Comment Sophie et Yann ont réussi à créer leur théâtre pour y faire vivre la création contemporaine
En 2004, Sophie et Yann, deux jeunes artistes à la recherche d’un lieu pour monter des spectacles, sont tombés amoureux de l’endroit. Ils l’ont transformé en un espace vivant et chaleureux, tourné principalement vers la création théâtrale contemporaine, qui a réussi en peu de temps à fidéliser un public et à se faire reconnaître par la profession.
La salle, de belles proportions, peut accueillir 120 spectateurs installés dans de larges fauteuils de velours rouge. Dans le vestibule on peut prendre un verre et quelques douceurs avant et après le spectacle. Le pari, pourtant, n’était pas sans risques. La concurrence est rude. Sur les pentes de la Butte, on ne compte pas moins d’une dizaine de théâtres, dont deux institutions prestigieuses, l’Atelier et le Théâtre des Abbesses (Théâtre de la Ville) qui ne sont qu’à quelques enjambées.
Ouvert en novembre 2006
L’aboutissement du projet doit beaucoup aux talents et à la détermination de ses deux instigateurs. Sophie Vonlanthen est comédienne. C’est à New York que sa vocation s’est affirmée lorsqu’elle a suivi les cours de l’institut Lee Strasberg, un ancien de l’Actor’s Studio, et qu’elle a lu et rencontré des auteurs américains, John Patrick Shanley et Jordan Beswick, qui l’ont durablement marquée. Yann Reuzeau, lui, a commencé par l’écriture. À partir de 1996, il monte sur les planches, abordant aussi bien les auteurs classiques que le répertoire contemporain, et tourne dans plusieurs courts-et longs-métrages. En 2001, il met en scène sa première pièce, La Secte. Sophie en est l’une des interprètes. Tous deux partagent le même désir de faire vivre les auteurs d’aujourd’hui. Ils s’associent au sein de la compagnie Sylsyl avec laquelle ils créent à Avignon Quatre chiens sur un os de John Patrick Shanley. Ce spectacle sera repris à Paris pendant sept mois.
Questions d’aujourd’hui
En novembre 2006, une nouvelle aventure commence. La Manufacture des Abbesses ouvre ses portes après deux ans de travaux, pour lesquels Sophie et Yann n’ont bénéficié d’aucune aide publique. C’est avec la seconde pièce de Yann, Les Débutantes, une comédie dramatique sur les nouvelles formes de prostitution, que démarre la saison. Le succès est au rendez-vous. Une dynamique est lancée, fragile certes, mais prometteuse.

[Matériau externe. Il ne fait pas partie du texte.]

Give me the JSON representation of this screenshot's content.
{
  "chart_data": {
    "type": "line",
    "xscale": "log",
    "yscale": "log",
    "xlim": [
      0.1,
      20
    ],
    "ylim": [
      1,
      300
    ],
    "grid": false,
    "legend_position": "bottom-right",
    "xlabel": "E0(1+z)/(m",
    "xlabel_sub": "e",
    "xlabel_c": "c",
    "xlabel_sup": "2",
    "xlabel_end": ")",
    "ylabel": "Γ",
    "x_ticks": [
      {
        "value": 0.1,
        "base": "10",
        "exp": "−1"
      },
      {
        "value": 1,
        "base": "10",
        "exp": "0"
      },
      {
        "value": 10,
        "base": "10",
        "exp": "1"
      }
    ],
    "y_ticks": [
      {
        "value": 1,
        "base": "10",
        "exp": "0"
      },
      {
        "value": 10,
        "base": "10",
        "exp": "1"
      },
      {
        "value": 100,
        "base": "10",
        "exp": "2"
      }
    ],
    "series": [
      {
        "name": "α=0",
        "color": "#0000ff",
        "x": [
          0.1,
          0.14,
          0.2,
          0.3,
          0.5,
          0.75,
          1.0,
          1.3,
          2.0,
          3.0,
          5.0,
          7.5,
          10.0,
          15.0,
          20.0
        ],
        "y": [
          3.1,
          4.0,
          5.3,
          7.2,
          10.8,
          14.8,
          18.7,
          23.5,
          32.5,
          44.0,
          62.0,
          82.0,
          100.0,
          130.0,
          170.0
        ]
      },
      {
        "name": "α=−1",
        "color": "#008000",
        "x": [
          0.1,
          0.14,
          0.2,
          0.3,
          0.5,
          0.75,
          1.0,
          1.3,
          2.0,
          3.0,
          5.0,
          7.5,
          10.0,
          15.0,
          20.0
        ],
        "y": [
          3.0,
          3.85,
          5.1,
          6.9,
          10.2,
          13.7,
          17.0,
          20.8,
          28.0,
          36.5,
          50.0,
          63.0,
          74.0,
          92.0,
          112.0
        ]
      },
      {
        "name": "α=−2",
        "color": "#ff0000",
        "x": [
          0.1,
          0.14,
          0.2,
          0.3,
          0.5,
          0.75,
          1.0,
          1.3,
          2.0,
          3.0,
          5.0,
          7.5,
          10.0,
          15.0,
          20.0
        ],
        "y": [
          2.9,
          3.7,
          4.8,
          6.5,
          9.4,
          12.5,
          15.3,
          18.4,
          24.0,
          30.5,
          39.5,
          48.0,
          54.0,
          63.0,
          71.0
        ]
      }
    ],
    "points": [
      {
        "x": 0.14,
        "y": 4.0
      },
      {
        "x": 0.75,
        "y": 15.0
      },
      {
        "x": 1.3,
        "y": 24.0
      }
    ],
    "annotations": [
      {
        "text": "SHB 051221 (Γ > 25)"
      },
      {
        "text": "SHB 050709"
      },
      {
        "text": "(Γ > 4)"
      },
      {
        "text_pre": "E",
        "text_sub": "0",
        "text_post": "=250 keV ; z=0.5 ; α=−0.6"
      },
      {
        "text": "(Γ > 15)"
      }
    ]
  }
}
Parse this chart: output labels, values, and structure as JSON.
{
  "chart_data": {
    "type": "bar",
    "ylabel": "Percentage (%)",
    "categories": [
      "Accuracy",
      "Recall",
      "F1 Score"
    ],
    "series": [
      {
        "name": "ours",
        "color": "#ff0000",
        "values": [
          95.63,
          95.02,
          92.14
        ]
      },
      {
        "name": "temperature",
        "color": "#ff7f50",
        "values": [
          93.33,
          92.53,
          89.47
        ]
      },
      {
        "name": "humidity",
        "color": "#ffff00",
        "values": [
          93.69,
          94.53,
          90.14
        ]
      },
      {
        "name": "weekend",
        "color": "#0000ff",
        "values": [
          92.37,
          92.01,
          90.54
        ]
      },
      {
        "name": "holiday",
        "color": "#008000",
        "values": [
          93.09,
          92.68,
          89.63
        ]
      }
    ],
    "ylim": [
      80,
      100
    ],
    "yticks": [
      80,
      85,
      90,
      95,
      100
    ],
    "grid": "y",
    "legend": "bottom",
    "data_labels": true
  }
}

Les clés de la réussite ? Une programmation cohérente et exigeante, dont l’ambition est de faire découvrir des auteurs, des textes qui se font l’écho de problèmes et questionnements actuels : la précarité qui peut mener à la prostitution, la difficulté à assumer ses désirs, à communiquer avec l’autre, à vivre une histoire simple, le poids de la mémoire, la place de la famille, l’écologie. On est dans l’air du temps sans jamais tomber dans l’anecdotique. Un ancrage dans l’arrondissement. « Nous commençons à être vraiment suivis par les habitants du quartier », assure Sophie Vonlanthen. Il faut dire que le prix des entrées reste raisonnable et qu’à La Manufacture on joue plus la complémentarité que la concurrence avec les autres théâtres de l’arrondissement. Il s’agit, poursuit Sophie, de « rendre l’expérience théâtrale plus stimulante et accessible ».